第18話

 六月十八日、午前零時過ぎ。

 悠の誕生日を迎えた。


「誕生日おめでとう」


 この一言を真っ先に伝えたくて、基本早寝の響は眠気を堪えて起きていた。日付が変わる前に寝落ちしないように得意ではない無糖のコーヒーを少し飲んでみた。


「ありがとう」

「一番のり目指してみましたっ」


 スマートフォンから悠の小さな笑い声が聞こえた。


「響が最初だったよ」

「やったっ」


 悠は自分と違い、友達が沢山いるだろう。きっと先越されてもおかしくないと思っていた。

 それ故、響は嬉しくなって破顔した。


「悠くん、また午後に。お祝いさせてね?」

「ありがとう。夜更かしさせちゃったから明日、今日か。寝坊してもいいよ」

「寝坊しないよ。頑張って起きる」


 二人はおやすみと言い合って、通話を終えた。


 

 昼下がり、響はいつもより眠気を感じながらも寝坊せず起きることが出来た。悠が迎えに来て、一緒に彼の自宅へ向かう。

 道中、スーパーマーケットに寄らせてもらい、必要な食材を調達した。

 今回は響が夕飯とバースデーケーキを作る。去年の自分の誕生日、悠が作ってくれたように響も作ってあげたくなったのだ。


「何作るの?」

「内緒だよ。キッチン借りるね」


 響はにこりと破顔すると、買った食材が入ったエコバッグとエプロンを手にしキッチンへ向かった。

 キッチンに立つ時はお菓子作りが多い。ご飯系はお菓子作りほど手際はよくないが、響はレシピに忠実に従って予め決めたメニューの調理を慎重に進めていった。


 響は調理に集中していて、悠に見つめられていたことは知る由もなかった。




 夕方になり、誕生日のご飯が完成した。

 テーブルに並べられているのは、手まり寿司、筑前煮、生ハムを花に模したブーケサラダ、お吸い物だ。

 響の誕生日の時、洋食中心だった悠のものとは逆にほぼ和食中心にしてみた。


「いただきます」


 二人は同時に手を合わせて、食事を始めた。

 響は食べることなく悠の反応を窺っている。口に合うか、メニューの組み合わせはおかしくないか、気になってしまう。


「美味しいよ」

「よかった……ご飯系はあまりやらないから緊張したよ」


 お菓子をあげる時も緊張するが、今回はもっと緊張を覚えた。

 悠の言葉に、響は安堵の息を吐き、ようやく食事に箸を付け始めた。悠は綺麗な箸使いで完食してくれた。


 食事の後、響はデザートにアップルパイを出した。

 悠は生クリームが得意ではないので、バースデーケーキならぬ、バースデーパイを焼くことにした。


「甘さがちょうど良くて美味しいよ。来年も作ってよ。その前に響の誕生日だね」

「楽しみだよ」


 これからも悠が傍にいてくれると思うと嬉しくて、響の頬は緩み、とろけそうな笑顔になっていった。

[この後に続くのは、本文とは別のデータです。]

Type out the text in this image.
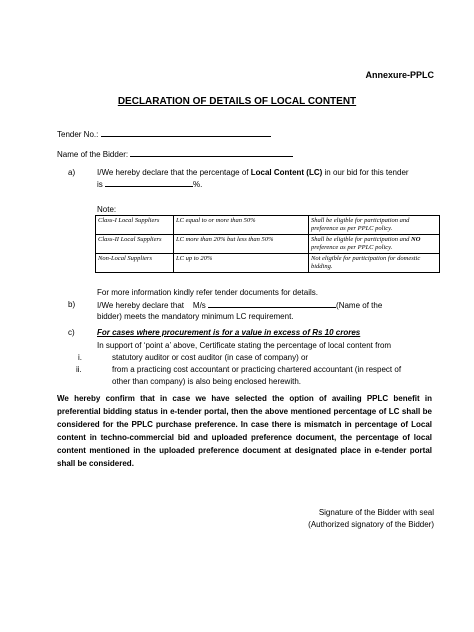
Annexure-PPLC
DECLARATION OF DETAILS OF LOCAL CONTENT
Tender No.:
Name of the Bidder:
a)	I/We hereby declare that the percentage of Local Content (LC) in our bid for this tender
is	%.
Note:
Class-I Local Suppliers	LC equal to or more than 50%	Shall be eligible for participation and preference as per PPLC policy.
Class-II Local Suppliers	LC more than 20% but less than 50%	Shall be eligible for participation and NO preference as per PPLC policy.
Non-Local Suppliers	LC up to 20%	Not eligible for participation for domestic bidding.
For more information kindly refer tender documents for details.
b)	I/We hereby declare that M/s	(Name of the
bidder) meets the mandatory minimum LC requirement.
c)	For cases where procurement is for a value in excess of Rs 10 crores
In support of ‘point a’ above, Certificate stating the percentage of local content from
i.	statutory auditor or cost auditor (in case of company) or
ii.	from a practicing cost accountant or practicing chartered accountant (in respect of
other than company) is also being enclosed herewith.
We hereby confirm that in case we have selected the option of availing PPLC benefit in preferential bidding status in e-tender portal, then the above mentioned percentage of LC shall be considered for the PPLC purchase preference. In case there is mismatch in percentage of Local content in techno-commercial bid and uploaded preference document, the percentage of local content mentioned in the uploaded preference document at designated place in e-tender portal shall be considered.
Signature of the Bidder with seal
(Authorized signatory of the Bidder)
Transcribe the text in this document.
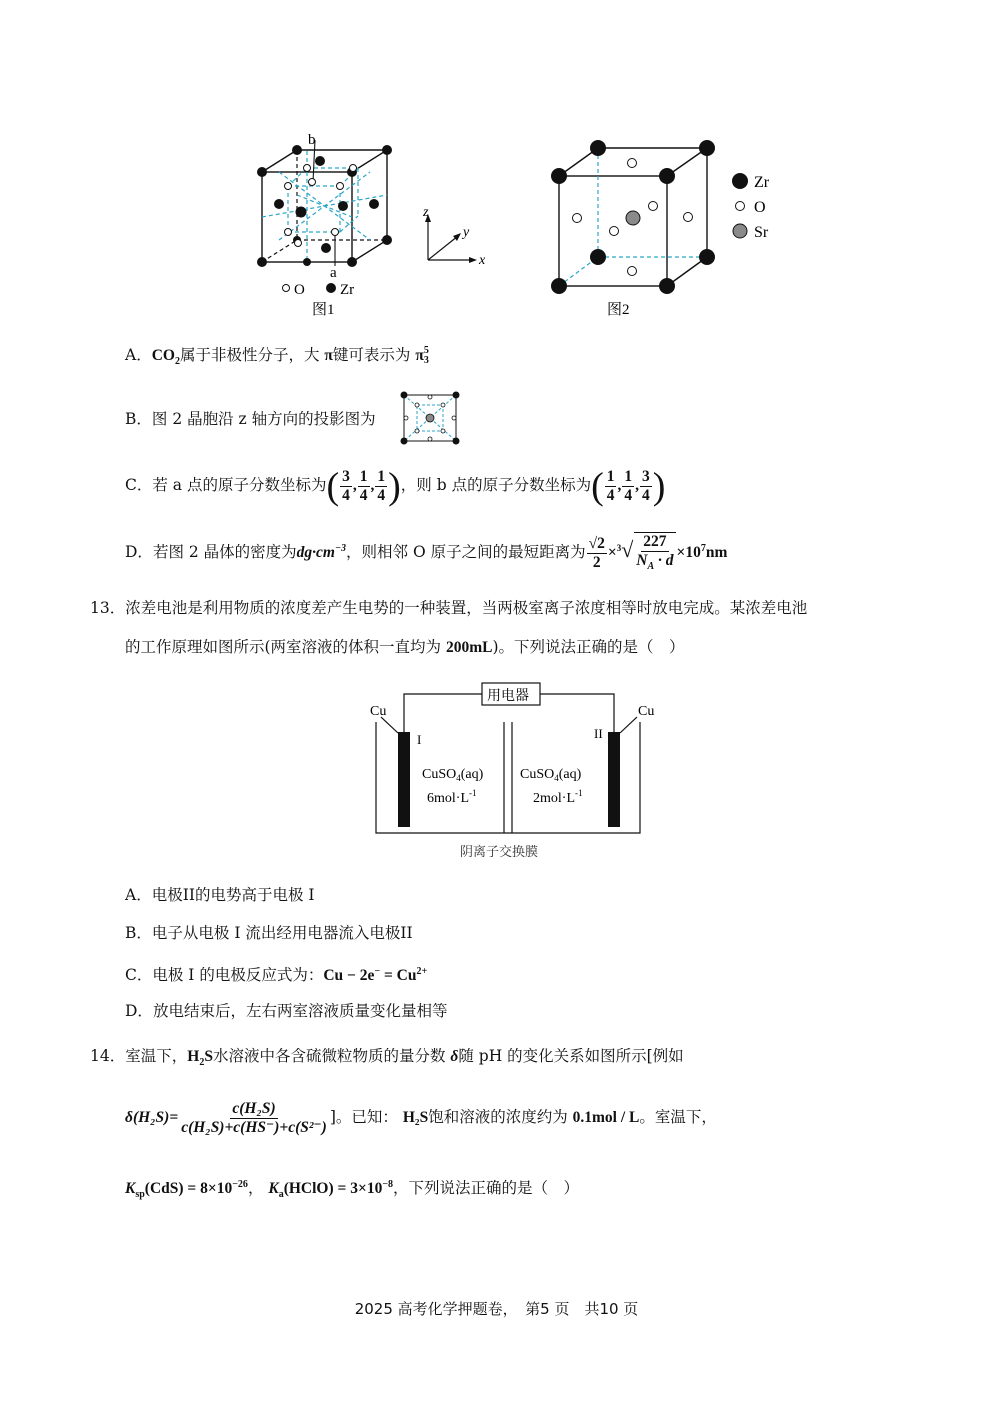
b
a
O Zr
图1
z
y
x
Zr
O
Sr
图2
A．$CO_2$属于非极性分子，大 π键可表示为 π 5
3
B．图 2 晶胞沿 z 轴方向的投影图为
C．若 a 点的原子分数坐标为( $\frac{3}{4}$ , $\frac{1}{4}$ , $\frac{1}{4}$ )，则 b 点的原子分数坐标为( $\frac{1}{4}$ , $\frac{1}{4}$ , $\frac{3}{4}$ )
D．若图 2 晶体的密度为$dg\cdot cm^{-3}$，则相邻 O 原子之间的最短距离为 $\frac{√2}{2} \times^3√ \frac{227}{N_A \cdot d} \times 10^7nm$
13．浓差电池是利用物质的浓度差产生电势的一种装置，当两极室离子浓度相等时放电完成。某浓差电池
的工作原理如图所示(两室溶液的体积一直均为 200mL)。下列说法正确的是（　）
用电器
Cu	Cu
I	II
CuSO$_4$(aq)
$6mol\cdot L^{-1}$
CuSO$_4$(aq)
$2mol\cdot L^{-1}$
阴离子交换膜
A．电极II的电势高于电极 I
B．电子从电极 I 流出经用电器流入电极II
C．电极 I 的电极反应式为：$Cu - 2e^- = Cu^{2+}$
D．放电结束后，左右两室溶液质量变化量相等
14．室温下，$H_2S$水溶液中各含硫微粒物质的量分数 δ随 pH 的变化关系如图所示[例如
$\delta(H_2S)= \frac{\text{c(H₂S)}}{\text{c(H₂S)+c(HS⁻)+c(S²⁻)}}$ ]。已知： H₂S饱和溶液的浓度约为 0.1mol / L。室温下，
$K_{sp}(CdS) = 8\times 10^{-26}$， $K_a(HClO) = 3\times 10^{-8}$，下列说法正确的是（　）
2025 高考化学押题卷，　第5 页　共10 页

 食事をしてお腹を休ませた後、じゃんけんにより響、悠の順番でお風呂に入った。今二人は寝室のベッドのふちに並んで座っている。


「これ、悠くんにプレゼント」

「用意してくれたの?」

「店員さんに話を聞きながら選んだの」


 先日買った件の腕時計を悠に差し出した。


「時々でもいいから身に付けて貰いたくて、これにしたの」

「ありがとう。大事にする。毎日つけるよ」


 悠は早速腕時計を取り出し、手首に巻き付けた。

 似合う? と尋ねる悠に、響は満面の笑みで頷いた。